I told my dad that I had seen the video before, and I even gave him the background on how it came about, which is something I only know because I started regularly reading The Fischbowl along with about four dozen other edublogs in the last three months. He was interested.

During our talk, I also told him about my most recent posting on the English 10 homework blog, where I asked my students to view the video and reflect on it. So I sent him the link to that post and asked him to read what my 10th graders thought when I asked them, Did you know? I could feel myself getting excited as I recounted the story of the video and explained how I had begun experimenting and implementing many different web 2.0 tools. So he read their thoughts and sent me back an e-mail commenting on the perceptive insights he encountered. The only thing that would have made this flat world tale more tidy, would have been if he posted his comments on the blog, triggering a conversation with one of my students. Still, the entire episode is energizing and another example of the many different sides our flat world can have.

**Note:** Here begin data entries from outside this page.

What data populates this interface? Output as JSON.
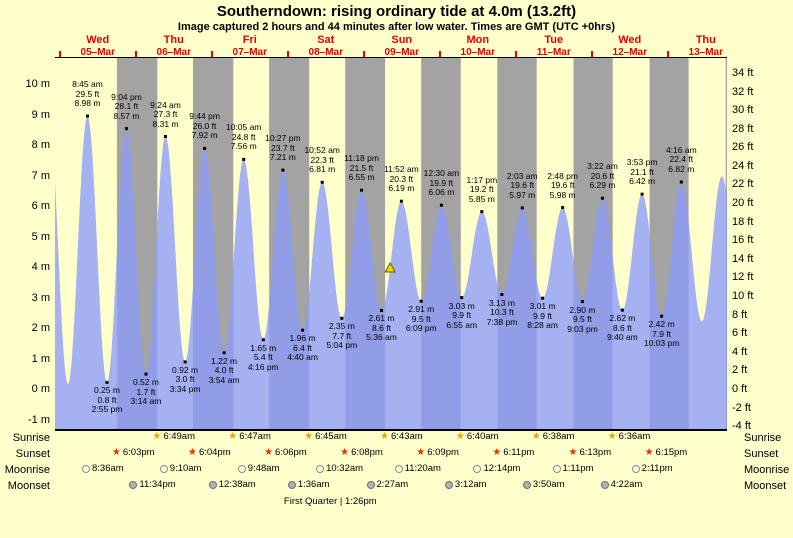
{
  "title": "Southerndown: rising ordinary tide at 4.0m (13.2ft)",
  "subtitle": "Image captured 2 hours and 44 minutes after low water. Times are GMT (UTC +0hrs)",
  "colors": {
    "background": "#ffffcc",
    "night_band": "#a3a3a3",
    "tide_fill": "rgba(140,155,250,0.78)",
    "date_red": "#e80000",
    "marker_yellow": "#f2d500"
  },
  "chart_data": {
    "type": "area",
    "title": "Southerndown: rising ordinary tide at 4.0m (13.2ft)",
    "x_axis": {
      "unit": "hours_from_march5_midnight",
      "start": -1.5,
      "end": 210.7,
      "day_labels": [
        {
          "weekday": "Wed",
          "date": "05–Mar"
        },
        {
          "weekday": "Thu",
          "date": "06–Mar"
        },
        {
          "weekday": "Fri",
          "date": "07–Mar"
        },
        {
          "weekday": "Sat",
          "date": "08–Mar"
        },
        {
          "weekday": "Sun",
          "date": "09–Mar"
        },
        {
          "weekday": "Mon",
          "date": "10–Mar"
        },
        {
          "weekday": "Tue",
          "date": "11–Mar"
        },
        {
          "weekday": "Wed",
          "date": "12–Mar"
        },
        {
          "weekday": "Thu",
          "date": "13–Mar"
        }
      ]
    },
    "y_axis_left": {
      "unit": "m",
      "ticks": [
        10,
        9,
        8,
        7,
        6,
        5,
        4,
        3,
        2,
        1,
        0,
        -1
      ]
    },
    "y_axis_right": {
      "unit": "ft",
      "ticks": [
        34,
        32,
        30,
        28,
        26,
        24,
        22,
        20,
        18,
        16,
        14,
        12,
        10,
        8,
        6,
        4,
        2,
        0,
        -2,
        -4
      ]
    },
    "tide_events": [
      {
        "type": "high",
        "t": -3.58,
        "height_m": 9.1,
        "labeled": false
      },
      {
        "type": "low",
        "t": 2.58,
        "height_m": 0.2,
        "labeled": false
      },
      {
        "type": "high",
        "t": 8.75,
        "height_m": 8.98,
        "height_ft": 29.5,
        "time": "8:45 am",
        "labeled": true
      },
      {
        "type": "low",
        "t": 14.92,
        "height_m": 0.25,
        "height_ft": 0.8,
        "time": "2:55 pm",
        "labeled": true
      },
      {
        "type": "high",
        "t": 21.07,
        "height_m": 8.57,
        "height_ft": 28.1,
        "time": "9:04 pm",
        "labeled": true
      },
      {
        "type": "low",
        "t": 27.23,
        "height_m": 0.52,
        "height_ft": 1.7,
        "time": "3:14 am",
        "labeled": true
      },
      {
        "type": "high",
        "t": 33.4,
        "height_m": 8.31,
        "height_ft": 27.3,
        "time": "9:24 am",
        "labeled": true
      },
      {
        "type": "low",
        "t": 39.57,
        "height_m": 0.92,
        "height_ft": 3.0,
        "time": "3:34 pm",
        "labeled": true
      },
      {
        "type": "high",
        "t": 45.73,
        "height_m": 7.92,
        "height_ft": 26.0,
        "time": "9:44 pm",
        "labeled": true
      },
      {
        "type": "low",
        "t": 51.9,
        "height_m": 1.22,
        "height_ft": 4.0,
        "time": "3:54 am",
        "labeled": true
      },
      {
        "type": "high",
        "t": 58.08,
        "height_m": 7.56,
        "height_ft": 24.8,
        "time": "10:05 am",
        "labeled": true
      },
      {
        "type": "low",
        "t": 64.27,
        "height_m": 1.65,
        "height_ft": 5.4,
        "time": "4:16 pm",
        "labeled": true
      },
      {
        "type": "high",
        "t": 70.45,
        "height_m": 7.21,
        "height_ft": 23.7,
        "time": "10:27 pm",
        "labeled": true
      },
      {
        "type": "low",
        "t": 76.67,
        "height_m": 1.96,
        "height_ft": 6.4,
        "time": "4:40 am",
        "labeled": true
      },
      {
        "type": "high",
        "t": 82.87,
        "height_m": 6.81,
        "height_ft": 22.3,
        "time": "10:52 am",
        "labeled": true
      },
      {
        "type": "low",
        "t": 89.07,
        "height_m": 2.35,
        "height_ft": 7.7,
        "time": "5:04 pm",
        "labeled": true
      },
      {
        "type": "high",
        "t": 95.3,
        "height_m": 6.55,
        "height_ft": 21.5,
        "time": "11:18 pm",
        "labeled": true
      },
      {
        "type": "low",
        "t": 101.6,
        "height_m": 2.61,
        "height_ft": 8.6,
        "time": "5:36 am",
        "labeled": true
      },
      {
        "type": "high",
        "t": 107.87,
        "height_m": 6.19,
        "height_ft": 20.3,
        "time": "11:52 am",
        "labeled": true
      },
      {
        "type": "low",
        "t": 114.15,
        "height_m": 2.91,
        "height_ft": 9.5,
        "time": "6:09 pm",
        "labeled": true
      },
      {
        "type": "high",
        "t": 120.5,
        "height_m": 6.06,
        "height_ft": 19.9,
        "time": "12:30 am",
        "labeled": true
      },
      {
        "type": "low",
        "t": 126.92,
        "height_m": 3.03,
        "height_ft": 9.9,
        "time": "6:55 am",
        "labeled": true
      },
      {
        "type": "high",
        "t": 133.28,
        "height_m": 5.85,
        "height_ft": 19.2,
        "time": "1:17 pm",
        "labeled": true
      },
      {
        "type": "low",
        "t": 139.63,
        "height_m": 3.13,
        "height_ft": 10.3,
        "time": "7:38 pm",
        "labeled": true
      },
      {
        "type": "high",
        "t": 146.05,
        "height_m": 5.97,
        "height_ft": 19.6,
        "time": "2:03 am",
        "labeled": true
      },
      {
        "type": "low",
        "t": 152.47,
        "height_m": 3.01,
        "height_ft": 9.9,
        "time": "8:28 am",
        "labeled": true
      },
      {
        "type": "high",
        "t": 158.8,
        "height_m": 5.98,
        "height_ft": 19.6,
        "time": "2:48 pm",
        "labeled": true
      },
      {
        "type": "low",
        "t": 165.05,
        "height_m": 2.9,
        "height_ft": 9.5,
        "time": "9:03 pm",
        "labeled": true
      },
      {
        "type": "high",
        "t": 171.37,
        "height_m": 6.29,
        "height_ft": 20.6,
        "time": "3:22 am",
        "labeled": true
      },
      {
        "type": "low",
        "t": 177.67,
        "height_m": 2.62,
        "height_ft": 8.6,
        "time": "9:40 am",
        "labeled": true
      },
      {
        "type": "high",
        "t": 183.88,
        "height_m": 6.42,
        "height_ft": 21.1,
        "time": "3:53 pm",
        "labeled": true
      },
      {
        "type": "low",
        "t": 190.05,
        "height_m": 2.42,
        "height_ft": 7.9,
        "time": "10:03 pm",
        "labeled": true
      },
      {
        "type": "high",
        "t": 196.27,
        "height_m": 6.82,
        "height_ft": 22.4,
        "time": "4:16 am",
        "labeled": true
      },
      {
        "type": "low",
        "t": 202.75,
        "height_m": 2.25,
        "labeled": false
      },
      {
        "type": "high",
        "t": 209.08,
        "height_m": 7.0,
        "labeled": false
      },
      {
        "type": "low",
        "t": 215.4,
        "height_m": 2.3,
        "labeled": false
      }
    ],
    "night_bands": [
      [
        18.05,
        30.82
      ],
      [
        42.07,
        54.78
      ],
      [
        66.1,
        78.75
      ],
      [
        90.13,
        102.72
      ],
      [
        114.15,
        126.67
      ],
      [
        138.18,
        150.63
      ],
      [
        162.22,
        174.6
      ],
      [
        186.25,
        198.57
      ],
      [
        210.28,
        210.7
      ]
    ],
    "current_level_marker": {
      "t": 104.33,
      "height_m": 4.0,
      "symbol": "triangle",
      "color": "#f2d500"
    }
  },
  "astro": {
    "rows": [
      {
        "id": "sunrise",
        "label": "Sunrise",
        "icon": "star",
        "icon_color": "#dfa900",
        "entries": [
          {
            "time": "6:49am",
            "t": 30.82
          },
          {
            "time": "6:47am",
            "t": 54.78
          },
          {
            "time": "6:45am",
            "t": 78.75
          },
          {
            "time": "6:43am",
            "t": 102.72
          },
          {
            "time": "6:40am",
            "t": 126.67
          },
          {
            "time": "6:38am",
            "t": 150.63
          },
          {
            "time": "6:36am",
            "t": 174.6
          }
        ]
      },
      {
        "id": "sunset",
        "label": "Sunset",
        "icon": "star",
        "icon_color": "#e23400",
        "entries": [
          {
            "time": "6:03pm",
            "t": 18.05
          },
          {
            "time": "6:04pm",
            "t": 42.07
          },
          {
            "time": "6:06pm",
            "t": 66.1
          },
          {
            "time": "6:08pm",
            "t": 90.13
          },
          {
            "time": "6:09pm",
            "t": 114.15
          },
          {
            "time": "6:11pm",
            "t": 138.18
          },
          {
            "time": "6:13pm",
            "t": 162.22
          },
          {
            "time": "6:15pm",
            "t": 186.25
          }
        ]
      },
      {
        "id": "moonrise",
        "label": "Moonrise",
        "icon": "circle",
        "icon_fill": "#ffffe8",
        "icon_border": "#8a8a8a",
        "entries": [
          {
            "time": "8:36am",
            "t": 8.6
          },
          {
            "time": "9:10am",
            "t": 33.17
          },
          {
            "time": "9:48am",
            "t": 57.8
          },
          {
            "time": "10:32am",
            "t": 82.53
          },
          {
            "time": "11:20am",
            "t": 107.33
          },
          {
            "time": "12:14pm",
            "t": 132.23
          },
          {
            "time": "1:11pm",
            "t": 157.18
          },
          {
            "time": "2:11pm",
            "t": 182.18
          }
        ]
      },
      {
        "id": "moonset",
        "label": "Moonset",
        "icon": "circle",
        "icon_fill": "#b2b2b2",
        "icon_border": "#6e6e6e",
        "entries": [
          {
            "time": "11:34pm",
            "t": 23.57
          },
          {
            "time": "12:38am",
            "t": 48.63
          },
          {
            "time": "1:36am",
            "t": 73.6
          },
          {
            "time": "2:27am",
            "t": 98.45
          },
          {
            "time": "3:12am",
            "t": 123.2
          },
          {
            "time": "3:50am",
            "t": 147.83
          },
          {
            "time": "4:22am",
            "t": 172.37
          }
        ]
      }
    ],
    "footer": {
      "text": "First Quarter | 1:26pm",
      "t": 85.43
    }
  }
}
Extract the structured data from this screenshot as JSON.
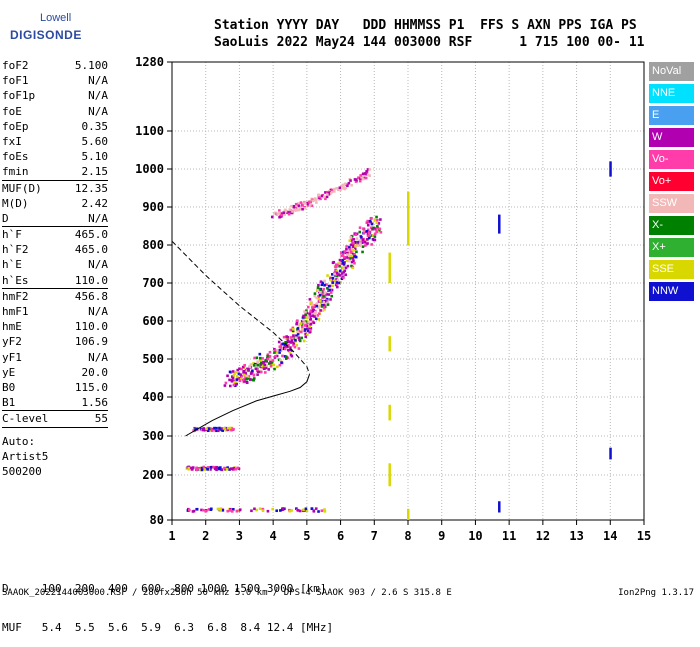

On a personal side, my first year of teaching started the September after he retired. Like me, he too switched careers and took up teaching around age 30. He's retained a strong interest in my career, but yesterday's exchange was the first time he and I have shared such a solid connection related to actually hands-on teaching. Chalk it up to another positive from our ever-growing technology.

I thought I knew before, but now I guess I know even better.

1 comment:

Karl Fisch said...

"The only thing that would have made this flat world tale more tidy, would have been if he posted his comments on the blog . . ."

Well, can't he still do that? Or can't you do it for him?

BTW, this is a great story. Thanks for sharing it.